Bionomics has recruited several key international people to its board, including Dr Chris Henney, founder of successful US companies Immunex and Icos Corporation, and Dr George Morstyn, an Australian who was until recently a senior executive at Amgen, to provide operational and strategic experience to the company management.
But getting access to capital is another challenge to face, Rathjen says: "A lack of sufficient capital will inhibit the industry." While she praises the support Bionomics has received from both the South Australian and Federal governments, she would like to see greater access to capital for both private and public companies.
Weed out the weakest links
"Australia's environment is not as tightly linked to the global fast track as one would like," says Dr Jonathan Izant, director of business development at the Garvan Institute of Medical Research in Sydney.
"Some people would like to tell you the weakness is in one link in the chain; that it's all technology transfer out of research centres and universities, or that it's all due to inexperienced investors, or that it's all tax law or it's all lack of management.
"I can readily identify several different areas where there are weak links in the chain." he says.
Izant says many of those weaknesses are due to inexperience, not necessarily lack of capability, and three areas need to be addressed to align the industry with international standards.
Firstly, more competitive funding of basic research is needed, he says.

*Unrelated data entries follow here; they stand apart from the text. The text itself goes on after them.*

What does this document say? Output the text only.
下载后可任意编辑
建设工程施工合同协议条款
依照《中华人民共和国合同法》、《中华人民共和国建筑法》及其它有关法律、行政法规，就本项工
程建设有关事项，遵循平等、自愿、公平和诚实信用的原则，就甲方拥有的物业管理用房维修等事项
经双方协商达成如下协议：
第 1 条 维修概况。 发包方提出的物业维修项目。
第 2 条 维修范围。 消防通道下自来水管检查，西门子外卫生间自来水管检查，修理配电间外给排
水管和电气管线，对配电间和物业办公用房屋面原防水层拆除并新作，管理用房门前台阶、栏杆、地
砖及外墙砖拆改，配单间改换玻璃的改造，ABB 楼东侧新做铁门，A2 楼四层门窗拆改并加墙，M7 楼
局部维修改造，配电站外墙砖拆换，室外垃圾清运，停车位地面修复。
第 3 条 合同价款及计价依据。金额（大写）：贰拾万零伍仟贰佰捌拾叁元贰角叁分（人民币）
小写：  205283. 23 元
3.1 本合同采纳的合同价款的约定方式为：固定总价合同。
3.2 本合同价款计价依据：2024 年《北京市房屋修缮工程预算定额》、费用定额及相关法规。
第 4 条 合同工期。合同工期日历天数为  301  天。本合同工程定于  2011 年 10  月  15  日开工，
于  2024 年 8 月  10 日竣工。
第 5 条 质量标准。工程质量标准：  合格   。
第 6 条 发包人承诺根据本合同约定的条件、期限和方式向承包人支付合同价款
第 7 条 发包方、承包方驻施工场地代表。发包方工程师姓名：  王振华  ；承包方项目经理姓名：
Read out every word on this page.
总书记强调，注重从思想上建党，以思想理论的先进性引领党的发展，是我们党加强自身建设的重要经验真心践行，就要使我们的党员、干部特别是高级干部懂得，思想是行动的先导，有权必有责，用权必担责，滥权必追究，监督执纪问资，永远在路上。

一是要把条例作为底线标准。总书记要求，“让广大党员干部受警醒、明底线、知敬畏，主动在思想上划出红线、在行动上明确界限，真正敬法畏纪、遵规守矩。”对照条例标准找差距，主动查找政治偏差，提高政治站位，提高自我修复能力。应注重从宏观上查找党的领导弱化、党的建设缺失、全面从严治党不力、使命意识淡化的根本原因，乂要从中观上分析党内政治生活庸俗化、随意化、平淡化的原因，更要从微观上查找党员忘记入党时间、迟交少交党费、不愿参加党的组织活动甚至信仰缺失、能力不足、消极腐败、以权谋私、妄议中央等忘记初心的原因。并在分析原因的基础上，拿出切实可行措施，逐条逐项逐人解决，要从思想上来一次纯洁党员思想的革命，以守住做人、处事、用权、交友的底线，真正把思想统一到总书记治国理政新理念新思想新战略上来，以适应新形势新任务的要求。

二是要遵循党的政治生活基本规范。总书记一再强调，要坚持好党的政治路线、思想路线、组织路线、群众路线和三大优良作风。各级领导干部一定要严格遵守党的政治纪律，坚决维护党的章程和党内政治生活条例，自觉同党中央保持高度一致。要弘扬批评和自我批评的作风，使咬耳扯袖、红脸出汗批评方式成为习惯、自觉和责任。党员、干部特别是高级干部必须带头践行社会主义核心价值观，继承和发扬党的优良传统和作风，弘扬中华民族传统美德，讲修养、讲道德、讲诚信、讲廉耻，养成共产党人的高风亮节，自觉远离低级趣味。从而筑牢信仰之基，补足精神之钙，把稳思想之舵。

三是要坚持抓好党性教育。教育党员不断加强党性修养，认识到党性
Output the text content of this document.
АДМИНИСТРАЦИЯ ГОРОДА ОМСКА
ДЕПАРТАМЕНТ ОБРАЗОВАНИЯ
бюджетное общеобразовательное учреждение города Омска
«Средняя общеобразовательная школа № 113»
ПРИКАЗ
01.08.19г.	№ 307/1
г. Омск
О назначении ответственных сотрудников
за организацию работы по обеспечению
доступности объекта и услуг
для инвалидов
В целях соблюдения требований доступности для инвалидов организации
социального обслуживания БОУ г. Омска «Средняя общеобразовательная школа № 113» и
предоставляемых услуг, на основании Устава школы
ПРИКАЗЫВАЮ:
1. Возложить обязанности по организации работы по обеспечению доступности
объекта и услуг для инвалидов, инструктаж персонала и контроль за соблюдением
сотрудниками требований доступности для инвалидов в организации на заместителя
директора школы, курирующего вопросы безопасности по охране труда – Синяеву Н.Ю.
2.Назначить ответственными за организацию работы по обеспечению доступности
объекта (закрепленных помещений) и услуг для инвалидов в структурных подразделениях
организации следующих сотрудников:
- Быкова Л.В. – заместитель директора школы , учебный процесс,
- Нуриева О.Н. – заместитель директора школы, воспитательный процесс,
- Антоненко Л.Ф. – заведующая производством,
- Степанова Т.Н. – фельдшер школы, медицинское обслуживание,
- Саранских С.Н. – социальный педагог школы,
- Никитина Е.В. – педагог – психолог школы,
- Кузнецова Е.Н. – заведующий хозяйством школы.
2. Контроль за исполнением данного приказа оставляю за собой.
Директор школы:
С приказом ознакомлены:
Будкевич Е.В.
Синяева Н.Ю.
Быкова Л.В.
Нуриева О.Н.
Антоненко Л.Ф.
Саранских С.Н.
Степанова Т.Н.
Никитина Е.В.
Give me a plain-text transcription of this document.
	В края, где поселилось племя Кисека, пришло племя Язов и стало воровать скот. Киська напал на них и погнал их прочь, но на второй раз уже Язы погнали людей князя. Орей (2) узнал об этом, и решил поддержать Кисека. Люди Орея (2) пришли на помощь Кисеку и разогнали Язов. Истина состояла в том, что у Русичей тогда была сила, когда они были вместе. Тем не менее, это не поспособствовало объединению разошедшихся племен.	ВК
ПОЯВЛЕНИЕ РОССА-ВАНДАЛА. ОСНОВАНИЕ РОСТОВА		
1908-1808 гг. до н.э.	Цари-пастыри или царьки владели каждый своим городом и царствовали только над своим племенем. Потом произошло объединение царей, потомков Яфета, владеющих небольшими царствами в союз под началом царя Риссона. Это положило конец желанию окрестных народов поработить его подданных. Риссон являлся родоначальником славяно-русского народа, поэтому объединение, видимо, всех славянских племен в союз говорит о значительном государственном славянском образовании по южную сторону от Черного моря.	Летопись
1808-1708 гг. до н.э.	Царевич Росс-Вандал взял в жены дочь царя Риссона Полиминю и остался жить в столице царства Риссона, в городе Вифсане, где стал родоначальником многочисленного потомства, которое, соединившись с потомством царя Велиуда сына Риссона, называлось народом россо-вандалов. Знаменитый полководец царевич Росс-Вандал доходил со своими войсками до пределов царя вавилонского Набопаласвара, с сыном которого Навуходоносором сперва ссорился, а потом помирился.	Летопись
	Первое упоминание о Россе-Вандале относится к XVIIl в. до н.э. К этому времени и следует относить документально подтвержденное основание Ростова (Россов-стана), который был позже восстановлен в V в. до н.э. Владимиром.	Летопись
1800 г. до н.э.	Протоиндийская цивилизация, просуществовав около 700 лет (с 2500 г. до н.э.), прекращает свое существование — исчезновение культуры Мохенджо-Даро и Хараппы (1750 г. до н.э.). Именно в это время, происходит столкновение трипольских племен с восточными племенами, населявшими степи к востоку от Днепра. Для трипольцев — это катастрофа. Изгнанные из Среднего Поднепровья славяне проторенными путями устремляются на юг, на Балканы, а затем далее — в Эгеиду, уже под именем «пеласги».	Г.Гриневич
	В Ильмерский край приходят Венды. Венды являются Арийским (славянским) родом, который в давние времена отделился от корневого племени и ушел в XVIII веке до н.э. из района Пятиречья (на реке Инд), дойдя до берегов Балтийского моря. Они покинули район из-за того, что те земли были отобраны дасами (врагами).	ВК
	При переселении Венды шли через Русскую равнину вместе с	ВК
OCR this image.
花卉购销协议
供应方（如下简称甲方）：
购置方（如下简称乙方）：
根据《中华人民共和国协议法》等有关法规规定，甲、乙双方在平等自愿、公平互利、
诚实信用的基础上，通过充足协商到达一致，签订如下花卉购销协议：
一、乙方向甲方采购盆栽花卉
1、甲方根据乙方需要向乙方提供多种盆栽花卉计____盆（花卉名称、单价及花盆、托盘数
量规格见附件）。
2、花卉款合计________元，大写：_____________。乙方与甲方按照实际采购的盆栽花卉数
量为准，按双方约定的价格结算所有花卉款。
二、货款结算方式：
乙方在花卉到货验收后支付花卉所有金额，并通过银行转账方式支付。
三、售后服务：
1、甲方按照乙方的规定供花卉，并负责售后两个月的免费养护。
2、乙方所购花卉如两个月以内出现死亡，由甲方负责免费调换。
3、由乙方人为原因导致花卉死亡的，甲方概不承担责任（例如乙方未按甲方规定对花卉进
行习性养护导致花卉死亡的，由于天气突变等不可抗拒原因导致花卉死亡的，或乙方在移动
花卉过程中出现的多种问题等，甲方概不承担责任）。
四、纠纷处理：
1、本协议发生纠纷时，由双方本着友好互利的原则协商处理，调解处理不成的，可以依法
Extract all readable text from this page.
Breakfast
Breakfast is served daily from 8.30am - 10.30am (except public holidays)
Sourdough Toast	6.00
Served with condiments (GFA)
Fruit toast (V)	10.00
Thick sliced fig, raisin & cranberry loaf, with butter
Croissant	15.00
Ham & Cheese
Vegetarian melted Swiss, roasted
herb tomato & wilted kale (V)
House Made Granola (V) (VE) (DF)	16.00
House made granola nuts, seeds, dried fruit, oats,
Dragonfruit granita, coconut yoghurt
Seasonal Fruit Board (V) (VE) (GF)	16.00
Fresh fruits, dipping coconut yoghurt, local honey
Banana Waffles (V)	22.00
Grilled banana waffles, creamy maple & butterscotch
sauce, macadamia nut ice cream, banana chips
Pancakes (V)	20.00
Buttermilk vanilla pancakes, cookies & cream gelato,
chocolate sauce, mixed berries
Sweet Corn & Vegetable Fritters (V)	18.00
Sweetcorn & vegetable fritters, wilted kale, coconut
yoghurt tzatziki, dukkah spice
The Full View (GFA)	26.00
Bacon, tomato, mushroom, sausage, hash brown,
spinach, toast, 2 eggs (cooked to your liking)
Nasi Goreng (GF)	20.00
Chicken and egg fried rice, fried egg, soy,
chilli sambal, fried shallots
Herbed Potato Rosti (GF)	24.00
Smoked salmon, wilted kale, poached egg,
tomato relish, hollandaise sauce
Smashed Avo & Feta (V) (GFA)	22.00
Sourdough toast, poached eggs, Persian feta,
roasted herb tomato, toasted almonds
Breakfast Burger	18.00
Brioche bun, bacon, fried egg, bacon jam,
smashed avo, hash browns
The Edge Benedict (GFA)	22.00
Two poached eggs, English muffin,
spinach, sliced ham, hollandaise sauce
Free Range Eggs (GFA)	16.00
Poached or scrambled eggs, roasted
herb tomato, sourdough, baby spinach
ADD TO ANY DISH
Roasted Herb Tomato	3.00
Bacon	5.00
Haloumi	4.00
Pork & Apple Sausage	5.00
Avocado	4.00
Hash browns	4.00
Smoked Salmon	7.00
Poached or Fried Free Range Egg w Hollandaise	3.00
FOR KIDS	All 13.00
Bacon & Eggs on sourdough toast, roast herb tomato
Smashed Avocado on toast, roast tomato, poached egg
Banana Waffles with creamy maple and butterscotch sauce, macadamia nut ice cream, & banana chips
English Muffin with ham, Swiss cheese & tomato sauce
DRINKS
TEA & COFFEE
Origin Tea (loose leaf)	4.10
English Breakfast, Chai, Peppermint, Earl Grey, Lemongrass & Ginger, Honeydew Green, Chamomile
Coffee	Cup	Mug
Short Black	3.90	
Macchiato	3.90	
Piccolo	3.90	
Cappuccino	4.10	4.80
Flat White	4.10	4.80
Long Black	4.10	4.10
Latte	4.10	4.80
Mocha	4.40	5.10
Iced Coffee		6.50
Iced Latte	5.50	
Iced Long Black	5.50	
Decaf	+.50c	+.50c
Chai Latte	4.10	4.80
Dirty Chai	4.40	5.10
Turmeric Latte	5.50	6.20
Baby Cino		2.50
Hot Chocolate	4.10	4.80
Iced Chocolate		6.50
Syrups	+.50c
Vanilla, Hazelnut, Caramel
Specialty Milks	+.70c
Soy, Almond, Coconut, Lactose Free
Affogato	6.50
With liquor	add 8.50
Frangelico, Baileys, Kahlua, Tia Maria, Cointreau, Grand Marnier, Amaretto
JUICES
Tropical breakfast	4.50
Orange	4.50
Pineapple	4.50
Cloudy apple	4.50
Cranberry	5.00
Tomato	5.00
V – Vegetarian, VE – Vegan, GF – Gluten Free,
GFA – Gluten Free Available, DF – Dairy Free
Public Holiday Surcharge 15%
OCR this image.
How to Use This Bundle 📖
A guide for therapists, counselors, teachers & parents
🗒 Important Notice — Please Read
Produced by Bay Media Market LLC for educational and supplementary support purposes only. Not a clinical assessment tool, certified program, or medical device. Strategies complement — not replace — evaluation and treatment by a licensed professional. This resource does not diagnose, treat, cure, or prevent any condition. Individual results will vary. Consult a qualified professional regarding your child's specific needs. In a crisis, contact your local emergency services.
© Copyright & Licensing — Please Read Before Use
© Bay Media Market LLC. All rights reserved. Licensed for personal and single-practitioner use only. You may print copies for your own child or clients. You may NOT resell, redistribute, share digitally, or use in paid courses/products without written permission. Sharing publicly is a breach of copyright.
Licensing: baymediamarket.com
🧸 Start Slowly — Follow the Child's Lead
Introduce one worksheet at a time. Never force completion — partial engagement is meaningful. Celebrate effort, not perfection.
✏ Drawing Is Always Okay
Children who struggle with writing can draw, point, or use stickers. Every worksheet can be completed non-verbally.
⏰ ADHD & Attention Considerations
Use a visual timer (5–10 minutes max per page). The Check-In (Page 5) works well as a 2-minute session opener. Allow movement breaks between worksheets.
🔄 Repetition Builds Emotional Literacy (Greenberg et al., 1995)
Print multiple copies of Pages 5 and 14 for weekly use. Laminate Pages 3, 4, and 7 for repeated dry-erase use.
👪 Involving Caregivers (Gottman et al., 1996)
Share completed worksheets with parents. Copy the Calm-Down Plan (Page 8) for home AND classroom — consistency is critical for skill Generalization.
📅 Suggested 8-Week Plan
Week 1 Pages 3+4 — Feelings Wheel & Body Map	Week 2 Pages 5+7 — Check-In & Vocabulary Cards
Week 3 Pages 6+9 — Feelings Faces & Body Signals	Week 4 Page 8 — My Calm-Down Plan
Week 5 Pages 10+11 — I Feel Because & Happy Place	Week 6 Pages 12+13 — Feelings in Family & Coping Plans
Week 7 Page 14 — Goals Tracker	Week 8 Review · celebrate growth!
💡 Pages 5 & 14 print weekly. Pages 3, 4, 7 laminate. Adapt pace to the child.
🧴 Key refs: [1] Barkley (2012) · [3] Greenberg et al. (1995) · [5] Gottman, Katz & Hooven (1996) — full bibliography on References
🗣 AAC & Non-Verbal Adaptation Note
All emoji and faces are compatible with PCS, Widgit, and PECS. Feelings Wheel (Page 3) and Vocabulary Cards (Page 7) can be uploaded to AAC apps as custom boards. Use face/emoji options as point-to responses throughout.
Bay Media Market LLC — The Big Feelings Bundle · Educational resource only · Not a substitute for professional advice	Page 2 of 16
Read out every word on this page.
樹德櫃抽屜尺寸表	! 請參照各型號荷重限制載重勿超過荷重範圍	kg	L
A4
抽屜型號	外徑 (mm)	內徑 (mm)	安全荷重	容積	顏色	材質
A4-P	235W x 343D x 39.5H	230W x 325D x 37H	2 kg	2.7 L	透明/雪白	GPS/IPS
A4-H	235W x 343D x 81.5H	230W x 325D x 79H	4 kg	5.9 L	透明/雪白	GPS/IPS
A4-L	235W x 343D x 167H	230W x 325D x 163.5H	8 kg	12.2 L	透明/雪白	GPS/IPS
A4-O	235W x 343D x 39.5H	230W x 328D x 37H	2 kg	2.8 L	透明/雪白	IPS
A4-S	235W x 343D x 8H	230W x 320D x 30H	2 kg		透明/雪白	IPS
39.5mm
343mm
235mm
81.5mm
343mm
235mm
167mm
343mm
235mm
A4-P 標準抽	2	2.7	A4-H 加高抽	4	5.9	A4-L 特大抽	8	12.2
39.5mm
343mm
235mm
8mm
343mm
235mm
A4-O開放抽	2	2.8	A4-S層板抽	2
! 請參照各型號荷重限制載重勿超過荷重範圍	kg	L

The average Australian research grant is four-fold lower than what their competitors receive in the US, for example.
Secondly, tax harmonisation needs to occur - "it would be great if an investor could look solely at the technology, whether it would be something available in San Francisco or Australia. "
And thirdly, venture capitalists and angel investors need to be more confident - and more generous - in earlier stage higher risk investment. Local investors are simply not as experienced or as cashed-up as their US counterparts, he says.
"It is partly because very few people in Australia live next to people who have made all their money out of life science," Izant says. "It makes them hesitate a little bit more to go into what are intrinsically risky ventures.
"There are also concerns that there is not enough experienced management [in Australian biotech], but our experience is that if you are willing to pay international rates you get international calibre managers both in Australia and overseas."
Cultural component
The tyranny of distance can be a barrier, he says. "Not only do the investors overseas not see the people here all the time, but many of the people here don't see their competitors everyday, they don't see how much training their competitors do in the US and Europe."
There is a cultural component to the problem. "There aren't as many people who are willing to get their hands dirty by going out and just competing tooth and nail with everyone else," Izant says. "Most Americans tend to be more aggressive and proactive, and that is necessary in order to entice international investors.
"But we are not going to be a global success by simply mimicking what our competitors do, we have to find a different strategy to get there.
"It's a bit like guerrilla warfare. You are going to have to come in and play it a little bit smarter and work harder. There is enough fundamental skill and IP expertise to make that strategic play."